Alors que de nombreux chercheurs ont loué la méthodologie et le protocole mis au point, d’autres arguent que les expériences de Levin ne sont pas encore suffisantes pour prouver que des souvenirs spécifiques peuvent être stockés en dehors du cerveau et transférés. Selon certains experts, Levin aurait dû évaluer les vers sous plus de variables et utiliser d'autres moyens pour stimuler la formation des animaux.

Comme ils l'ont dit, il est possible que le comportement de vers décapités soit le résultat d'un stress, et des tests supplémentaires seraient nécessaires pour comparer les résultats. Par conséquent, comme ce fut le cas il y a plus de 40 ans, la discussion des expériences doit se poursuivre.

Les défis

Pour le moment, il n’est pas facile d’expliquer les résultats de Levin, et les scientifiques seront prêts à prouver que, comme dans le cas de McConnell, ses recherches comportent également des lacunes. En outre, qui fait en sorte que les planariens ne soient pas les seules créatures nerveuses capables de stocker des souvenirs en dehors du cerveau?

De plus, si cette capacité n'est pas propre aux planariens, la méthode de stockage ne peut fonctionner que pour stocker des informations plus simples, pas des mémoires plus complexes.

Mais ... Et si?

S'il est possible de reproduire l'étude de Levin en obtenant les mêmes résultats, et qu'il s'avère que la capacité de stocker des souvenirs dans d'autres parties du corps que le cerveau ne soit pas propre aux planariens, les implications évolutives de cette découverte pourraient être immenses.

Les recherches de Levin peuvent changer complètement notre façon de comprendre la mémoire et pourraient conduire à la mise au point de traitements pour des maladies telles que la maladie d'Alzheimer, par exemple. Après tout, si les souvenirs sont stockés à l'extérieur du cerveau, cela signifie potentiellement qu'ils pourraient être partiellement ou totalement récupérés grâce à des traitements basés sur l'utilisation de cellules souches.

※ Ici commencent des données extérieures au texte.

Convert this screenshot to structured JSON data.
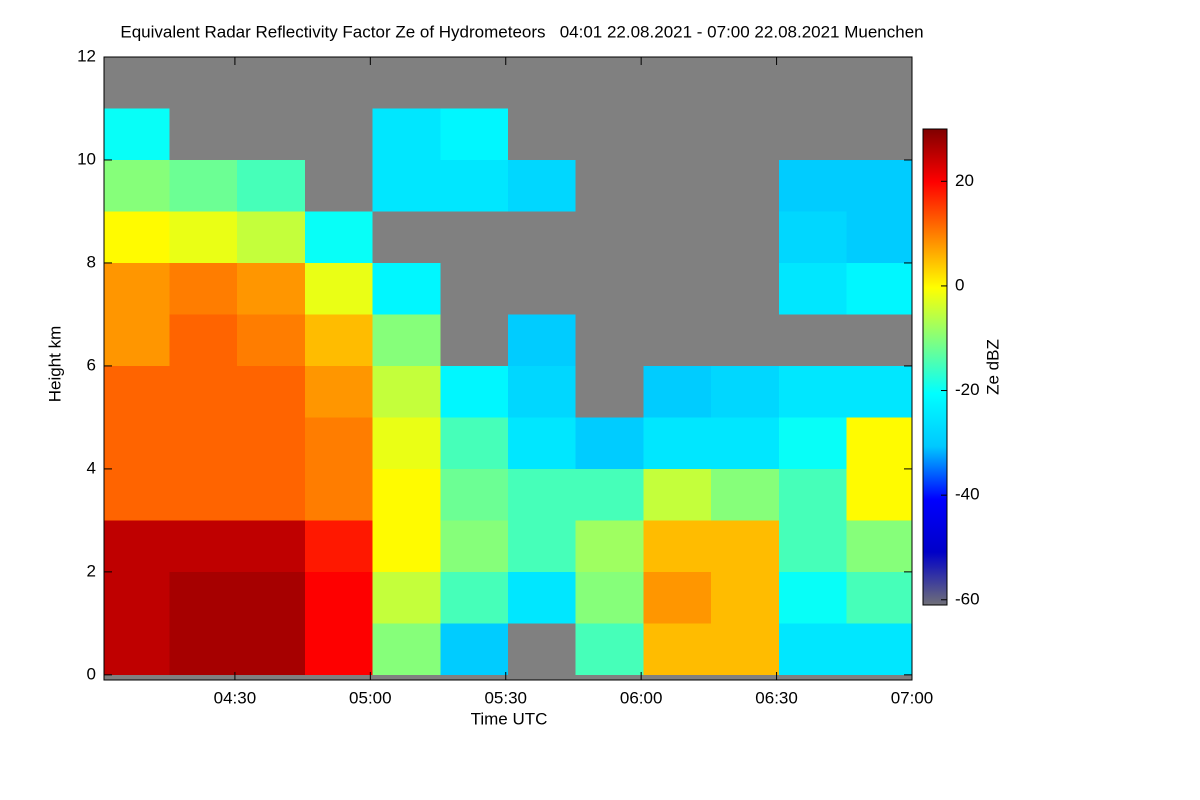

En outre, cette étude pourrait permettre de découvrir un moyen d'activer la régénération d'organes ou de membres amputés chez l'homme et de créer de nouvelles méthodes de stockage de données et même de mémoires biologiques dans des ordinateurs.

Cette technologie, à son tour, peut permettre de stocker des informations dans différents types de cellules et éventuellement de créer des prothèses robotiques dont les composants sont intelligents et fonctionnent indépendamment les uns des autres. Selon Arielle, les appareils seraient ainsi en mesure de contourner les défauts de certains composants et même de réparer eux-mêmes.